La bambina esclamò stupefatta: «Ma… parla!».
«Qualche parola. Devi sapere che questi uccelli sono molto intelligenti.»
«Uccello intelligente, uomo intelligente, giullare molto, molto intelligente» esclamò Macchia, tintinnando. «Oh, giullare molto, molto intelligente.» Si mise a cantare: «Le ombre vengono per danzare, mio signore, danza anche tu, mio signore, danza anche tu». Macchia saltellava da un piede all’altro. «Le ombre vengono per restare, mio signore, resta anche tu, mio signore, resta anche tu.» La sua testa sussultava a ogni parola suscitando un clangore di campanelle. Il corvo bianco gracchiò, sbattendo le ali, e andò ad appollaiarsi sul corrimano di ferro della scala che portava all’uccelliera.

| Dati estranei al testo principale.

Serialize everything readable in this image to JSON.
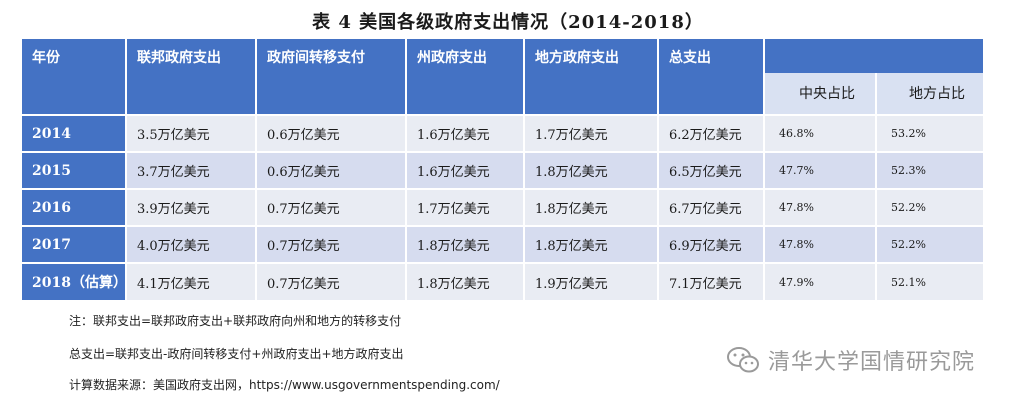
{
  "title": "表 4 美国各级政府支出情况（2014-2018）",
  "headers": {
    "year": "年份",
    "federal": "联邦政府支出",
    "transfer": "政府间转移支付",
    "state": "州政府支出",
    "local": "地方政府支出",
    "total": "总支出",
    "central_share": "中央占比",
    "local_share": "地方占比"
  },
  "rows": [
    {
      "year": "2014",
      "federal": "3.5万亿美元",
      "transfer": "0.6万亿美元",
      "state": "1.6万亿美元",
      "local": "1.7万亿美元",
      "total": "6.2万亿美元",
      "central_share": "46.8%",
      "local_share": "53.2%"
    },
    {
      "year": "2015",
      "federal": "3.7万亿美元",
      "transfer": "0.6万亿美元",
      "state": "1.6万亿美元",
      "local": "1.8万亿美元",
      "total": "6.5万亿美元",
      "central_share": "47.7%",
      "local_share": "52.3%"
    },
    {
      "year": "2016",
      "federal": "3.9万亿美元",
      "transfer": "0.7万亿美元",
      "state": "1.7万亿美元",
      "local": "1.8万亿美元",
      "total": "6.7万亿美元",
      "central_share": "47.8%",
      "local_share": "52.2%"
    },
    {
      "year": "2017",
      "federal": "4.0万亿美元",
      "transfer": "0.7万亿美元",
      "state": "1.8万亿美元",
      "local": "1.8万亿美元",
      "total": "6.9万亿美元",
      "central_share": "47.8%",
      "local_share": "52.2%"
    },
    {
      "year": "2018（估算）",
      "federal": "4.1万亿美元",
      "transfer": "0.7万亿美元",
      "state": "1.8万亿美元",
      "local": "1.9万亿美元",
      "total": "7.1万亿美元",
      "central_share": "47.9%",
      "local_share": "52.1%"
    }
  ],
  "notes": {
    "note1": "注：联邦支出=联邦政府支出+联邦政府向州和地方的转移支付",
    "note2": "总支出=联邦支出-政府间转移支付+州政府支出+地方政府支出",
    "note3": "计算数据来源：美国政府支出网，https://www.usgovernmentspending.com/"
  },
  "watermark": {
    "text": "清华大学国情研究院",
    "icon": "wechat-icon"
  },
  "colors": {
    "header_blue": "#4472c4",
    "cell_light": "#e9ecf3",
    "cell_mid": "#d6dcef",
    "subheader": "#d9e1f2"
  }
}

«Non fa che cantare quella cosa.» Shireen sembrava atterrita. «Gli ho detto di smetterla ma lui non ascolta. Quel canto mi fa paura, maestro. Fallo tacere.»
“Farlo tacere? E come?” rimuginò il vecchio. “Un tempo avrei potuto farlo tacere per sempre, ma adesso…”

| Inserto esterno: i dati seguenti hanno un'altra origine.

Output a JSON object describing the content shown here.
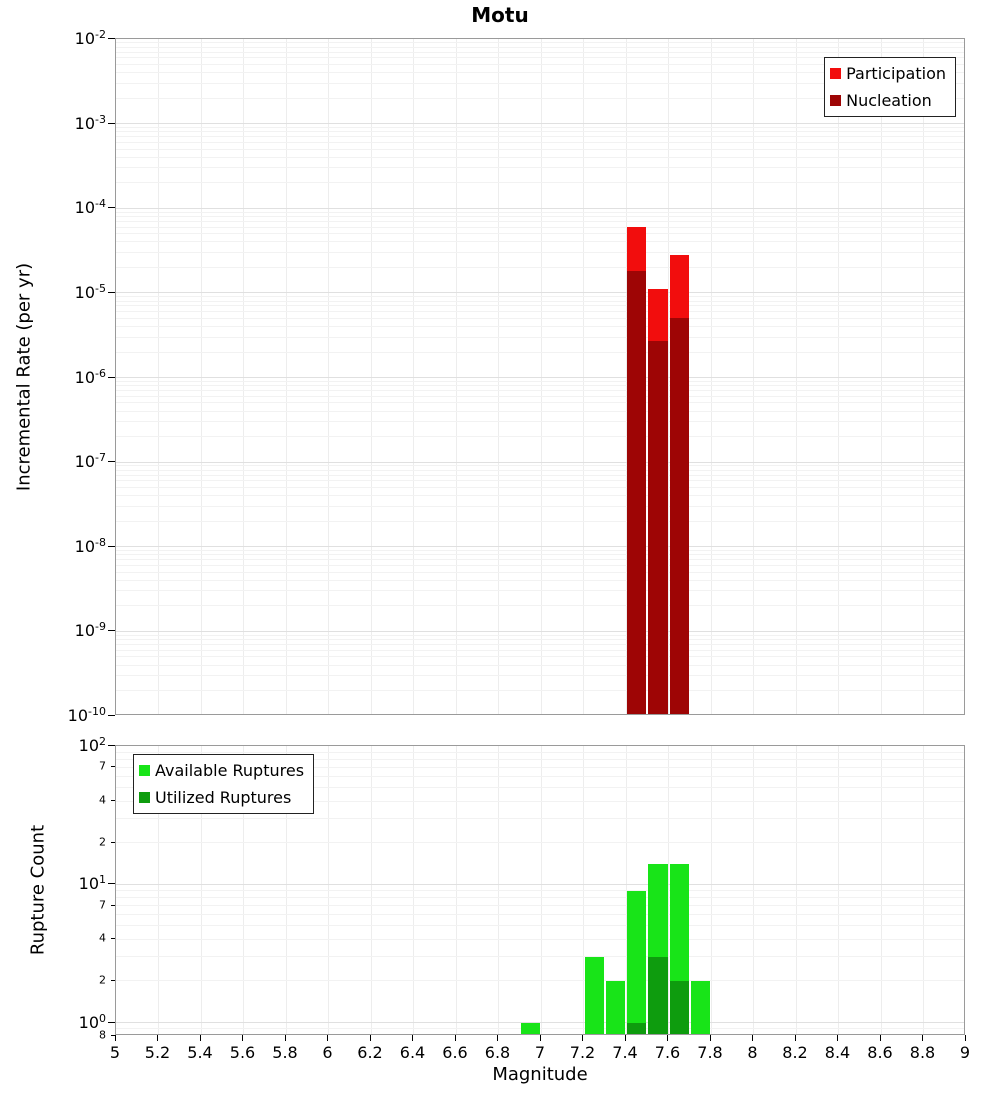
{
  "title": "Motu",
  "chart_data": [
    {
      "type": "bar",
      "title": "Motu",
      "ylabel": "Incremental Rate (per yr)",
      "yscale": "log",
      "ylim": [
        1e-10,
        0.01
      ],
      "xlim": [
        5,
        9
      ],
      "bin_width": 0.1,
      "grid": true,
      "legend_position": "top-right",
      "xticks": [
        5,
        5.2,
        5.4,
        5.6,
        5.8,
        6,
        6.2,
        6.4,
        6.6,
        6.8,
        7,
        7.2,
        7.4,
        7.6,
        7.8,
        8,
        8.2,
        8.4,
        8.6,
        8.8,
        9
      ],
      "yticks": [
        0.01,
        0.001,
        0.0001,
        1e-05,
        1e-06,
        1e-07,
        1e-08,
        1e-09,
        1e-10
      ],
      "series": [
        {
          "name": "Participation",
          "color": "#f20d0d",
          "bins": [
            {
              "x": 7.45,
              "y": 6e-05
            },
            {
              "x": 7.55,
              "y": 1.1e-05
            },
            {
              "x": 7.65,
              "y": 2.8e-05
            }
          ]
        },
        {
          "name": "Nucleation",
          "color": "#9e0505",
          "bins": [
            {
              "x": 7.45,
              "y": 1.8e-05
            },
            {
              "x": 7.55,
              "y": 2.7e-06
            },
            {
              "x": 7.65,
              "y": 5e-06
            }
          ]
        }
      ]
    },
    {
      "type": "bar",
      "ylabel": "Rupture Count",
      "xlabel": "Magnitude",
      "yscale": "log",
      "ylim": [
        0.8,
        100
      ],
      "xlim": [
        5,
        9
      ],
      "bin_width": 0.1,
      "grid": true,
      "legend_position": "top-left",
      "xticks": [
        5,
        5.2,
        5.4,
        5.6,
        5.8,
        6,
        6.2,
        6.4,
        6.6,
        6.8,
        7,
        7.2,
        7.4,
        7.6,
        7.8,
        8,
        8.2,
        8.4,
        8.6,
        8.8,
        9
      ],
      "yticks": [
        100,
        70,
        40,
        20,
        10,
        7,
        4,
        2,
        1,
        0.8
      ],
      "series": [
        {
          "name": "Available Ruptures",
          "color": "#18e418",
          "bins": [
            {
              "x": 6.95,
              "y": 1
            },
            {
              "x": 7.25,
              "y": 3
            },
            {
              "x": 7.35,
              "y": 2
            },
            {
              "x": 7.45,
              "y": 9
            },
            {
              "x": 7.55,
              "y": 14
            },
            {
              "x": 7.65,
              "y": 14
            },
            {
              "x": 7.75,
              "y": 2
            }
          ]
        },
        {
          "name": "Utilized Ruptures",
          "color": "#0e9c0e",
          "bins": [
            {
              "x": 7.45,
              "y": 1
            },
            {
              "x": 7.55,
              "y": 3
            },
            {
              "x": 7.65,
              "y": 2
            }
          ]
        }
      ]
    }
  ]
}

Macchia era giunto da loro da ragazzo. Lord Steffon Baratheon, lode alla sua memoria, lo aveva trovato a Volantis, una delle città libere sull’altra sponda del mare Stretto. Il re, il vecchio re Aerys II Targaryen, che in quei giorni non era ancora diventato completamente folle, aveva inviato il lord a cercare una moglie per il principe Rhaegar, il quale non aveva sorelle con cui convolare a nozze. “Abbiamo trovato il più fenomenale dei giullari” aveva scritto lord Steffon a Cressen quindici giorni prima di tornare a casa dalla sua missione rimasta incompiuta. “È solo un ragazzo, eppure agile come una scimmia e arguto come una dozzina di cortigiani. Sa fare giochi di equilibrismo, conosce enigmi e trucchi magici. Ed è anche in grado di cantare soavemente in quattro lingue diverse. Abbiamo comprato la sua libertà e speriamo di condurlo a casa con noi. Robert ne sarà entusiasta e, chissà, forse col tempo riuscirà perfino a far ridere Stannis.”
Cressen si rattristò nel rammentarsi di quella lettera. Nessuno era mai riuscito a far ridere Stannis, men che meno il ragazzo Macchia. La tempesta si era scatenata all’improvviso, ululando, dando al golfo dei Naufragi un’ulteriore conferma del suo funesto nome. L’Orgoglio dei venti, il vascello a due alberi di lord Steffon, si era spezzato quando era ormai in vista del castello. Dai parapetti delle mura, i due figli più grandi avevano guardato la nave del padre che andava a schiantarsi contro le rocce, per poi essere inghiottita dalle acque. Cento uomini, tra rematori e marinai, erano calati negli abissi insieme a lord Steffon Baratheon e alla lady sua moglie. Per giorni e giorni dopo il naufragio, ogni marea aveva trascinato sulla spiaggia sotto Capo Tempesta una nuova messe di cadaveri rigonfi e tumefatti.